Professional boundaries continue after therapy ends. Clinicians should:

  • manage termination ethically
  • avoid re-engaging in ways that confuse roles
  • limit social or clinical overlap afterward
  • provide appropriate referral if contact is re-requested

4. How These Guidelines Are Used in Practice

Documentation

Clinicians are expected to:

  • document boundary decisions
  • record rationale for permitted dual roles (if any)
  • note discussions with clients about limits

This is part of risk management and ethical accountability.

Supervision and Consultation

Clinicians are encouraged to talk with supervisors when:

  • boundary questions arise
  • dual relationships are proposed
  • social contact is requested
  • uncertainty exists

Discussion and documentation of supervision is part of ethical practice.

Communication with Clients

At intake or early in therapy, clinicians should:

  • explain the nature of the therapeutic relationship
  • clarify outside-of-session contact rules
  • discuss confidentiality and limits
  • set expectations for safe boundaries

This normalizes the limits rather than surprises clients later.

5. Example Boundary Language for Intake

Clinicians in BC often say something like:

“Our work together is focused on your wellbeing. Because of the power dynamics in therapy, I generally do not socialize with clients outside of session, and I do not connect on personal social media. If you have questions about professional boundaries at any time, we can talk about them.”

That simple language aligns with the Code without feeling clinical or confrontational.

6. Why BCACC’s Approach Is Structured This Way

Instead of checklist or do/don’t rules, the BCACC Code:

  • emphasizes clinical judgment + client dignity
  • frames boundaries as ethical responsibilities
  • prioritizes risk understanding
  • encourages reflection and supervision

This is consistent with modern Canadian counselling ethics.

Boundary guidance is therefore principle-based, not rigid formula.
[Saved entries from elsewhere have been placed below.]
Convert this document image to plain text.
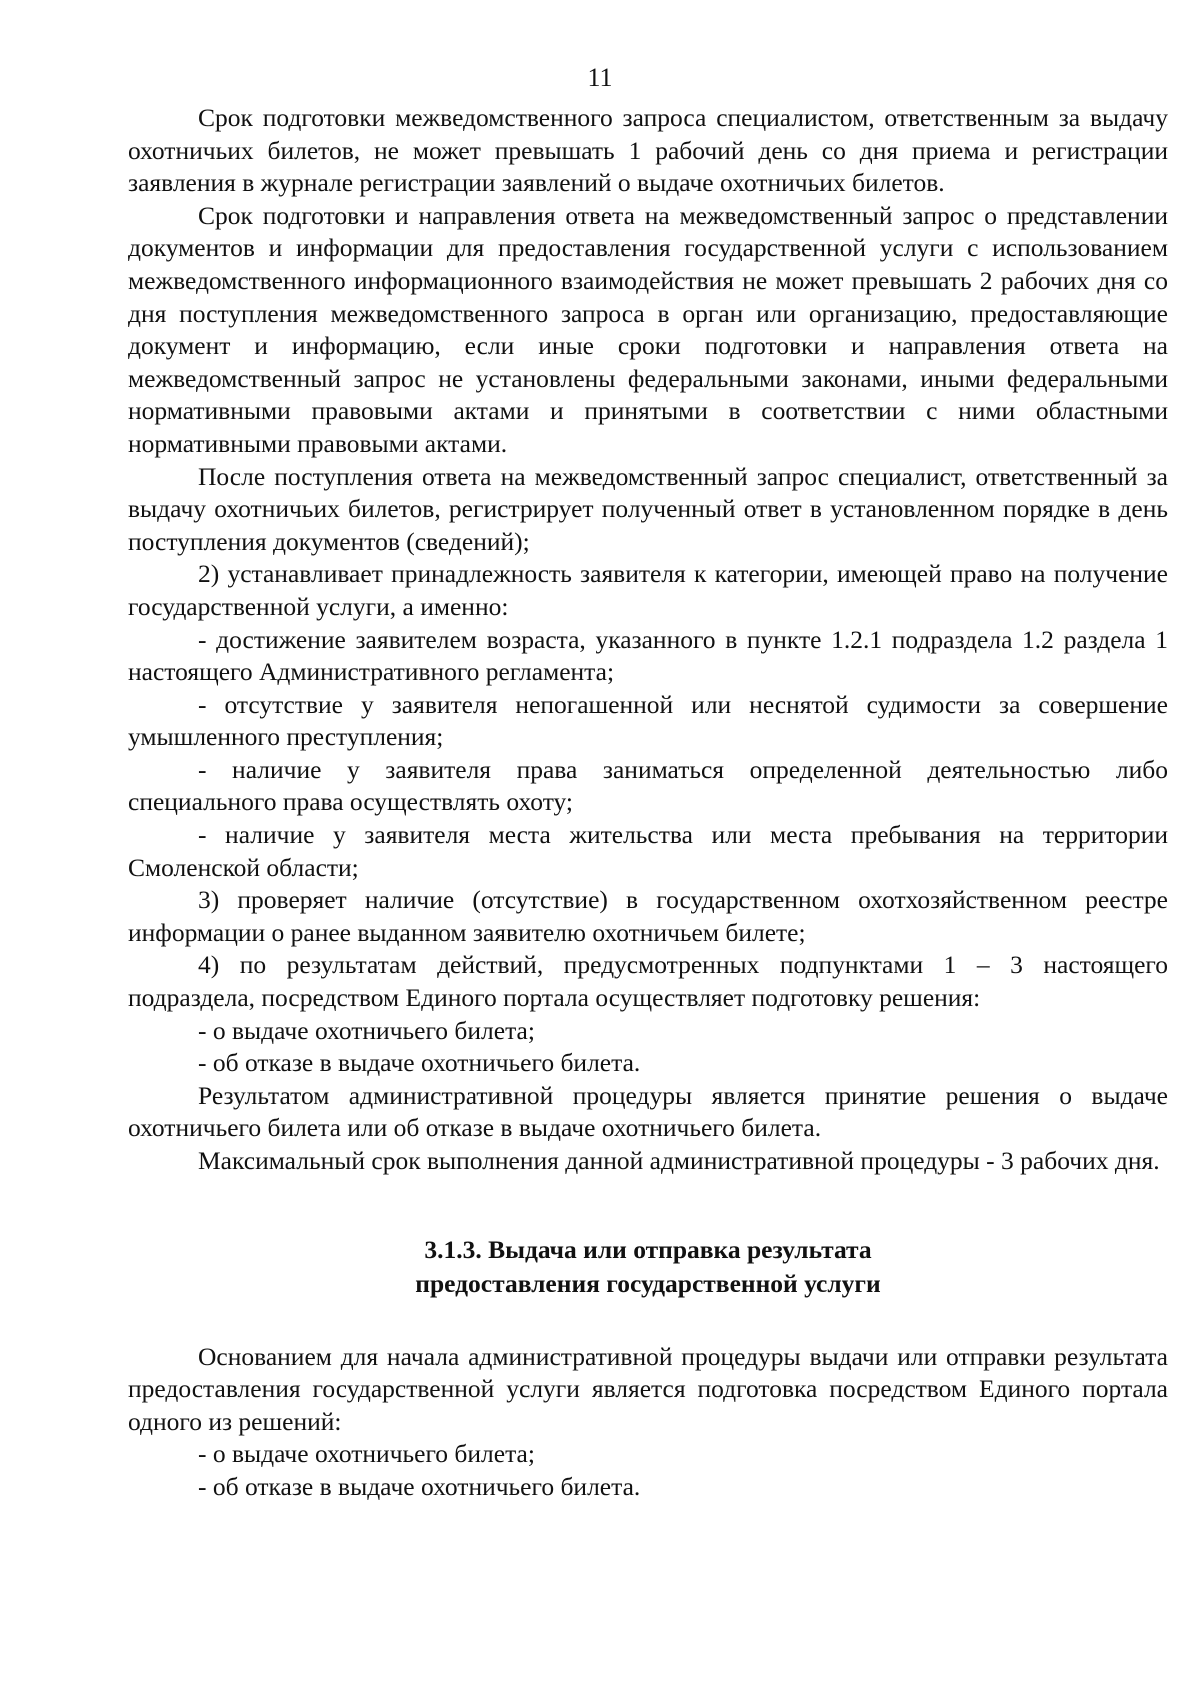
11

Срок подготовки межведомственного запроса специалистом, ответственным за выдачу охотничьих билетов, не может превышать 1 рабочий день со дня приема и регистрации заявления в журнале регистрации заявлений о выдаче охотничьих билетов.

Срок подготовки и направления ответа на межведомственный запрос о представлении документов и информации для предоставления государственной услуги с использованием межведомственного информационного взаимодействия не может превышать 2 рабочих дня со дня поступления межведомственного запроса в орган или организацию, предоставляющие документ и информацию, если иные сроки подготовки и направления ответа на межведомственный запрос не установлены федеральными законами, иными федеральными нормативными правовыми актами и принятыми в соответствии с ними областными нормативными правовыми актами.

После поступления ответа на межведомственный запрос специалист, ответственный за выдачу охотничьих билетов, регистрирует полученный ответ в установленном порядке в день поступления документов (сведений);

2) устанавливает принадлежность заявителя к категории, имеющей право на получение государственной услуги, а именно:

- достижение заявителем возраста, указанного в пункте 1.2.1 подраздела 1.2 раздела 1 настоящего Административного регламента;

- отсутствие у заявителя непогашенной или неснятой судимости за совершение умышленного преступления;

- наличие у заявителя права заниматься определенной деятельностью либо специального права осуществлять охоту;

- наличие у заявителя места жительства или места пребывания на территории Смоленской области;

3) проверяет наличие (отсутствие) в государственном охотхозяйственном реестре информации о ранее выданном заявителю охотничьем билете;

4) по результатам действий, предусмотренных подпунктами 1 – 3 настоящего подраздела, посредством Единого портала осуществляет подготовку решения:

- о выдаче охотничьего билета;

- об отказе в выдаче охотничьего билета.

Результатом административной процедуры является принятие решения о выдаче охотничьего билета или об отказе в выдаче охотничьего билета.

Максимальный срок выполнения данной административной процедуры - 3 рабочих дня.

3.1.3. Выдача или отправка результата
предоставления государственной услуги

Основанием для начала административной процедуры выдачи или отправки результата предоставления государственной услуги является подготовка посредством Единого портала одного из решений:

- о выдаче охотничьего билета;

- об отказе в выдаче охотничьего билета.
7. Quick Reference: Boundary Triggers That Require Thoughtful Response

Clinicians should pause and consult (supervision, risk assessment) if they encounter:

  • ✔ Requests for personal contact
  • ✔ Gifts of high value
  • ✔ Client living in same community
  • ✔ Requests for social media connection
  • ✔ Invitations to social events
  • ✔ Repeated contact outside appointments
  • ✔ Offers of payment outside normal fees
  • ✔ Role confusion with family/friend systems
  • ✔ Past or current romantic feelings from client
  • ✔ Clinician attraction or countertransference

The Code doesn’t ban all these, but it requires ethical reflection and intentional decision making.

8. One-Sentence Summary of “Professional Boundaries” According to BCACC

Maintain relational roles that protect client autonomy and safety, avoid conflicts of interest or exploitative contact, and use clinical judgment supported by supervision when boundary complexities arise.